In today’s competitive business environment, financial institutions need forward-looking predictive insights that can help shape tomorrow’s business strategy and improve day-to-day decision-making. Advanced analytical solutions can address critical business questions with ease, speed and accuracy by combining financial data with external data such as demographics, social media etc. We have a wide range of advanced data solutions in the areas of retail banking, card services, asset management and insurance services.

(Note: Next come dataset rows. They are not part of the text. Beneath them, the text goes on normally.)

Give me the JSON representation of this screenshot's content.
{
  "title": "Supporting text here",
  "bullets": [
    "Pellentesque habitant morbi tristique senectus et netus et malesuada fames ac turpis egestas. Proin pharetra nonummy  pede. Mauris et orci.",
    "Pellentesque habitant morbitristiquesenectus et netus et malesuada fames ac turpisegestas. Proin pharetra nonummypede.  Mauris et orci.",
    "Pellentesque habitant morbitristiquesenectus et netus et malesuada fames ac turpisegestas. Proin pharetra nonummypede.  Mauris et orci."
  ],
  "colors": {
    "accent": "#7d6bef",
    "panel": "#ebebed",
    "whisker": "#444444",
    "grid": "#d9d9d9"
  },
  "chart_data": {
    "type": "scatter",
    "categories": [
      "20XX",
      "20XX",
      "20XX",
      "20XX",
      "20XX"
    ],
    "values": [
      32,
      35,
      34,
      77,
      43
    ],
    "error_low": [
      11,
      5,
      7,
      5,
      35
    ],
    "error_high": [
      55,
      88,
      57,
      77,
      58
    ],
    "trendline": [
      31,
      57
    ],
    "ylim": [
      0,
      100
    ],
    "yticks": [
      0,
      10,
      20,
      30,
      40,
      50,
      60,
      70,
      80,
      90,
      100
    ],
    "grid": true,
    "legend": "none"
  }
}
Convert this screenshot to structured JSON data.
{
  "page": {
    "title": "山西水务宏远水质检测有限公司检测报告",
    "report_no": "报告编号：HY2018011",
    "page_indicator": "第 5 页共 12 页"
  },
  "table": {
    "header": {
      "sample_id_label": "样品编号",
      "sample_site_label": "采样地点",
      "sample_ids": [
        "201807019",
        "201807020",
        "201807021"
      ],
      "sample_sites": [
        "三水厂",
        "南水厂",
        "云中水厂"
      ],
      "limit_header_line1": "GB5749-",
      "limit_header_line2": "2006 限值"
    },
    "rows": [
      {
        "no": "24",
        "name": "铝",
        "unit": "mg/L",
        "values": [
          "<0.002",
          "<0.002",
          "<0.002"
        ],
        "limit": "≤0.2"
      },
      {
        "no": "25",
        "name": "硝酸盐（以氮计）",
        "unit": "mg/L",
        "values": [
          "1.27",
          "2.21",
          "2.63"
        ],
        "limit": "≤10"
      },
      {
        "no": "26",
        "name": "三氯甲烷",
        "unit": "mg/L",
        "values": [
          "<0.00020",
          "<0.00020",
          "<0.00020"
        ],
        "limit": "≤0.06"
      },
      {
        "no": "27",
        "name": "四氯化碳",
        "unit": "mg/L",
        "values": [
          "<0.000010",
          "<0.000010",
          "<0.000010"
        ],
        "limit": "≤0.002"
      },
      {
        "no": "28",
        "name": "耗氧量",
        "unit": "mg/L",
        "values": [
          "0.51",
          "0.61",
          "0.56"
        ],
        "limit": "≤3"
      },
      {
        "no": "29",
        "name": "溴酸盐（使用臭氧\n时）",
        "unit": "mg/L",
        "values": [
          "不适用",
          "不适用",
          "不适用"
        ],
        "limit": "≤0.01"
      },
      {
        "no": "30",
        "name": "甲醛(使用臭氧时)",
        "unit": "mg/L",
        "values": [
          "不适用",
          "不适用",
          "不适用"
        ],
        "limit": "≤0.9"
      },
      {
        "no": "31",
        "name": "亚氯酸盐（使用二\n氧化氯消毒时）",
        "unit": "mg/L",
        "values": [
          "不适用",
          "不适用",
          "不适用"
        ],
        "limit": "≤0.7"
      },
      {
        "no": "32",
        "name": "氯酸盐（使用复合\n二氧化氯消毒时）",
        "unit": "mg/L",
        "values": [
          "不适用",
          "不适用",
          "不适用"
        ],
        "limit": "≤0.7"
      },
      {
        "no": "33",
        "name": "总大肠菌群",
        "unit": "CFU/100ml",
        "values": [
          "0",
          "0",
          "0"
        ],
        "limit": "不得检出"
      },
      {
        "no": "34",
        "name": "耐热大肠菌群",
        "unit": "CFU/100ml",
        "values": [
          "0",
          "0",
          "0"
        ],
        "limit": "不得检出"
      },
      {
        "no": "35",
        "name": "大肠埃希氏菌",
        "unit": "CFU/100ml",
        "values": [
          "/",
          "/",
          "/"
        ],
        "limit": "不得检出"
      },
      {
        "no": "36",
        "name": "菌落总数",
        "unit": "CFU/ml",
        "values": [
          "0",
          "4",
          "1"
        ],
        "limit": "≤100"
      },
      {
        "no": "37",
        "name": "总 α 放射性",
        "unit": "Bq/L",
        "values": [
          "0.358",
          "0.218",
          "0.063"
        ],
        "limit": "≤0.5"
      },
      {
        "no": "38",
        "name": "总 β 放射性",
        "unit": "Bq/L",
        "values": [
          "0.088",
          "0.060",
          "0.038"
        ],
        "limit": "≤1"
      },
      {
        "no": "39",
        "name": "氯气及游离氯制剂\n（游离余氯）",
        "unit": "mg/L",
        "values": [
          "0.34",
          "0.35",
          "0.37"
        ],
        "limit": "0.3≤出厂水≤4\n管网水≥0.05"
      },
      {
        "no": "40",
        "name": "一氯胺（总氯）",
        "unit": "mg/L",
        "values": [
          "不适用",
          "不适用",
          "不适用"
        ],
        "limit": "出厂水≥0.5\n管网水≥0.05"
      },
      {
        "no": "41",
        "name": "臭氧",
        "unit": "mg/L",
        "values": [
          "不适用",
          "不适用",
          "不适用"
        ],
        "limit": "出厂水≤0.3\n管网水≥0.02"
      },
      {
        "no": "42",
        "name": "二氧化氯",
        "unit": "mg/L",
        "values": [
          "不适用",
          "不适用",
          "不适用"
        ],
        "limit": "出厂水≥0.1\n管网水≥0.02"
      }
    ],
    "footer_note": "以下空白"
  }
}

We help you filter and analyze large amounts of data easily and become a data-driven organization by identifying, targeting and retaining high-value customers. We believe analytics is a critical component for your business as it will help in reducing financial losses through real-time fraud detection, influencing customer purchase behavior through real-time targeted and personalized offers, hardening predictive credit risk models and optimizing delinquency models that can predict the probability of a loan default.
Fraud Analytics & Collections Modeling
Data and insights can be used to observe, decide and act in fighting fraud. Our experts combine statistical techniques along with machine learning to identify opportunities, hidden threats & risks in customer data; identify and isolate fraudulent transactions; provide cross-channel monitoring and combine diverse sources to identify matching values for potential fraud on a regular basis. Businesses often need to work with their customers to reduce their levels of debt quickly and manageably. We build predictive collection models by using customer insights and machine learning technologies to help you develop a strategy that can maximize collection revenues and minimize operational costs.
Companies need versatile, high-performance analytical tools in order to comply with new regulatory requirements that demand greater scrutiny of risk. At DecisionTree, we offer a suite of solutions for enterprise-wide risk management across asset classes. With financial risk analytics, you will get access to dynamic, real-time risk reports as well as credit risk analytics for complex portfolios, enterprise-wide stress-testing framework and comply with the Basel requirements by supplementing your existing infrastructure and processes.
Marketing Insights and Sales Analytics
We enable enterprises to mine structured and unstructured data, incorporate insights into the financial planning process and construct a single source of financial truth. We also help organizations identify business opportunities using predictive insights and improve ROI as using data is shown to make better decisions and increase marketing productivity by 15-20%. Sales revenue is the lifeline of any organization. Banks that apply analytics to customer data have a market share lead of four-percentage points over banks that do not.
Focusing on customer needs is going to be key to survival now and an organization’s ability to drive growth hinges on the depth of its consumer insights and how well it translates those into effective action. We help financial institutions drive new growth, facilitate better customer engagement and support customer-centric business transformation by helping them create a robust predictive analytics infrastructure. Some of our solutions include customer clustering, customer LTV, retention modeling, cross-sell and up-sell modeling and best product recommendation. etc.
Personalized Campaigns and Response Analytics
A personalized approach in the financial services industry will enable you to build deeper relationships with your customers by delivering consistent experiences across channels and devices. Knowing what your customers look like, what motivates them or influences their decisions is essential to clear segmentation and in turn personalization of the marketing strategy. By analyzing a customer’s offline and online behaviors, we will enable you to target high-value customer segments through accurately targeted offers, leading to an increase in response rates.
Using retail analytics on loyalty card data, a leading pharmacy retail company increased transactions by 15% and clocked 30% rise in average ticket size for loyalty card holders.
Sales at a leading US-based marketplace seller soared 1.5 times, while operating margins registered a 50% increase after changes were made to its pricing algorithm.
Retail giant registered 18% revenue growth by using analytics-driven targeted marketing.